Insoweit wird das DPMA angewiesen, die Löschung der angegriffenen Marke anzuordnen.

2. Die Rechtsbeschwerde wird zugelassen.

Gründe

I.

Die Beschwerdegegnerin und Löschungsantragsgegnerin ist Inhaberin des Wortzeichens "Kaleido". Dieses ist am 28. August 2006 angemeldet und unter der Nummer 306 52 708 als Marke in das beim Deutschen Patentund Markenamt (DPMA) geführte Register am 28. Februar 2007 eingetragen worden für die Waren und Dienstleistungen der Klasse 16: Lehrund Unterrichtsmittel (ausgenommen Apparate);

Klasse 28: Spiele, Spielzeug;

Klasse 35: Bestellannahme, Lieferauftragsservice und Rechnungsabwicklung, auch im Rahmen von ecommerce.

Am 21. August 2008 wurde beim DPMA von der Beschwerdeführerin die Löschung der Marke "Kaleido" beantragt. Zur Begründung hat sie angeführt, dass der Marke, die nur für ein Kinderkaleidoskop benutzt werde, sowohl die erforderliche Unterscheidungskraft zum Eintragungszeitpunkt gefehlt habe als auch ein erhebliches Freihaltebedürfnis bestanden habe.

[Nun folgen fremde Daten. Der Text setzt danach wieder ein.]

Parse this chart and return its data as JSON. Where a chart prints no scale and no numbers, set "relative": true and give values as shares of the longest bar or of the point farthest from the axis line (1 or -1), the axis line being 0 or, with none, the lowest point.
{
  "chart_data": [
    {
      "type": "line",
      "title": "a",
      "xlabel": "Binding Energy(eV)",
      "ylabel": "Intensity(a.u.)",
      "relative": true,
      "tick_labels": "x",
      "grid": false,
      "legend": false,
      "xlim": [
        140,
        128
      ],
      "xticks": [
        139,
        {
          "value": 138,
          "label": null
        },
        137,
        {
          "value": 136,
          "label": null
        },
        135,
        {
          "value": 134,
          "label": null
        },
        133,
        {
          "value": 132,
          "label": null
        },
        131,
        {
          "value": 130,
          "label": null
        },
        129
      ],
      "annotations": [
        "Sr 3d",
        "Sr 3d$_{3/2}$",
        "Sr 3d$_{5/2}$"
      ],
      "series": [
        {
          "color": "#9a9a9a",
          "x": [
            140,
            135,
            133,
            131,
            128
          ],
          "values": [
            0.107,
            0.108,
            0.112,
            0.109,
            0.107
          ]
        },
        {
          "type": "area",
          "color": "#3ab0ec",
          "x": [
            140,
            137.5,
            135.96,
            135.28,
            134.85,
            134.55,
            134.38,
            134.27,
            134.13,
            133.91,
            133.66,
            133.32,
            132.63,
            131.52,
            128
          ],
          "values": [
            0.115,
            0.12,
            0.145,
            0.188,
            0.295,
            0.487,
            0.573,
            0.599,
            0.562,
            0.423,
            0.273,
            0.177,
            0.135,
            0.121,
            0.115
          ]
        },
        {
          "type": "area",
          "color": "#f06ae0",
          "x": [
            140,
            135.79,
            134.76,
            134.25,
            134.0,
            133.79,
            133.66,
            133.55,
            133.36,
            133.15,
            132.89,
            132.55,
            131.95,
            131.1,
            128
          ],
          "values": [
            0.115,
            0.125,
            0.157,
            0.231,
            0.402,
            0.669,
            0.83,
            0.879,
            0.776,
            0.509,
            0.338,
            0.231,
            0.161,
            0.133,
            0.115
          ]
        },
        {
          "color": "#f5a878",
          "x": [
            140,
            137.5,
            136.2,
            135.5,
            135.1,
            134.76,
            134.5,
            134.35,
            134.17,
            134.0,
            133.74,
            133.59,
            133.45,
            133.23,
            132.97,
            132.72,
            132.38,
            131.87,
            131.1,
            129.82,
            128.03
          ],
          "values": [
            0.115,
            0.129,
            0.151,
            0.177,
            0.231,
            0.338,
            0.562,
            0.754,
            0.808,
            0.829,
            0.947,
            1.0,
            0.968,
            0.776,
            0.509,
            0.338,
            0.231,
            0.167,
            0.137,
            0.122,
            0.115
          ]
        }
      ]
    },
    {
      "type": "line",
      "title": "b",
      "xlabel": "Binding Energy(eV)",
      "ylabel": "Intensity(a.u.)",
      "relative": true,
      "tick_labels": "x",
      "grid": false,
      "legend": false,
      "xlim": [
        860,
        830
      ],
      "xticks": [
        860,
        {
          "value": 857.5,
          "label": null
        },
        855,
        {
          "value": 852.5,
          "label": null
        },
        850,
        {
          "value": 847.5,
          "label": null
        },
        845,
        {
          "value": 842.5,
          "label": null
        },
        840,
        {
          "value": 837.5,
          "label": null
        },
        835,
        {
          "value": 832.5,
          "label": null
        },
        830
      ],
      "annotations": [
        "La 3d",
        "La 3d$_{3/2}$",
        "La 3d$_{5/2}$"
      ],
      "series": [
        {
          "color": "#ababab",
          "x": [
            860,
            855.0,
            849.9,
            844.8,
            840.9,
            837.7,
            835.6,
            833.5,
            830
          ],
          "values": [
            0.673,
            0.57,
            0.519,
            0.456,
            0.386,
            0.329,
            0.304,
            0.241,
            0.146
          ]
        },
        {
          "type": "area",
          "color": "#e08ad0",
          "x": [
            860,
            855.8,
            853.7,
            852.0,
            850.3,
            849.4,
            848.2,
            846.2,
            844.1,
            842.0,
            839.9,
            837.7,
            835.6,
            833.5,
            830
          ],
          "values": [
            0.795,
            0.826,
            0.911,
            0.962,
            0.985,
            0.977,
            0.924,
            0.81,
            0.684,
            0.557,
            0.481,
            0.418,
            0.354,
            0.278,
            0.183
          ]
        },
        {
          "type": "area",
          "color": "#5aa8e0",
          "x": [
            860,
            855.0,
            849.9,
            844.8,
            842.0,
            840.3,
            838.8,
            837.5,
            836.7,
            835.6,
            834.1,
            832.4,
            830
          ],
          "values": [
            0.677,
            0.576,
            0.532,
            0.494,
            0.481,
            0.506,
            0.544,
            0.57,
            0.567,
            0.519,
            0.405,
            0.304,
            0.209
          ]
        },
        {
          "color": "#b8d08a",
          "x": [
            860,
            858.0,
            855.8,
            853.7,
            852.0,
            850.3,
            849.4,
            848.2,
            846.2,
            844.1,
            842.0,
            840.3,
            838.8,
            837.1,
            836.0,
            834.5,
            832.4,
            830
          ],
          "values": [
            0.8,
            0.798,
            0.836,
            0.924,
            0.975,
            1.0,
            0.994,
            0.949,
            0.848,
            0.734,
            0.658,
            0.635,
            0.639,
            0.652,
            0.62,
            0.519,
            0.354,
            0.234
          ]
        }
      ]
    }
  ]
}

Der Begriff "Kaleido" sei eine Abkürzung sowie eine in der Umgangssprache übliche Verkürzung der vollständigen Sachbezeichnung "Kaleidoskop" und daher für die geschützten Waren der Klasse 28, die auch Kaleidoskope umfassten, glatt beschreibend.

Die Beschwerdegegnerin und Markeninhaberin hat dem Löschungsantrag widersprochen und die Auffassung vertreten, bei der Bezeichnung "Kaleido" handele es sich weder um eine übliche Abkürzung, noch um eine charakteristische Verkürzung des Begriffs "Kaleidoskop", sondern vielmehr um eine individualisierende Abweichung von der üblichen Ausdrucksweise.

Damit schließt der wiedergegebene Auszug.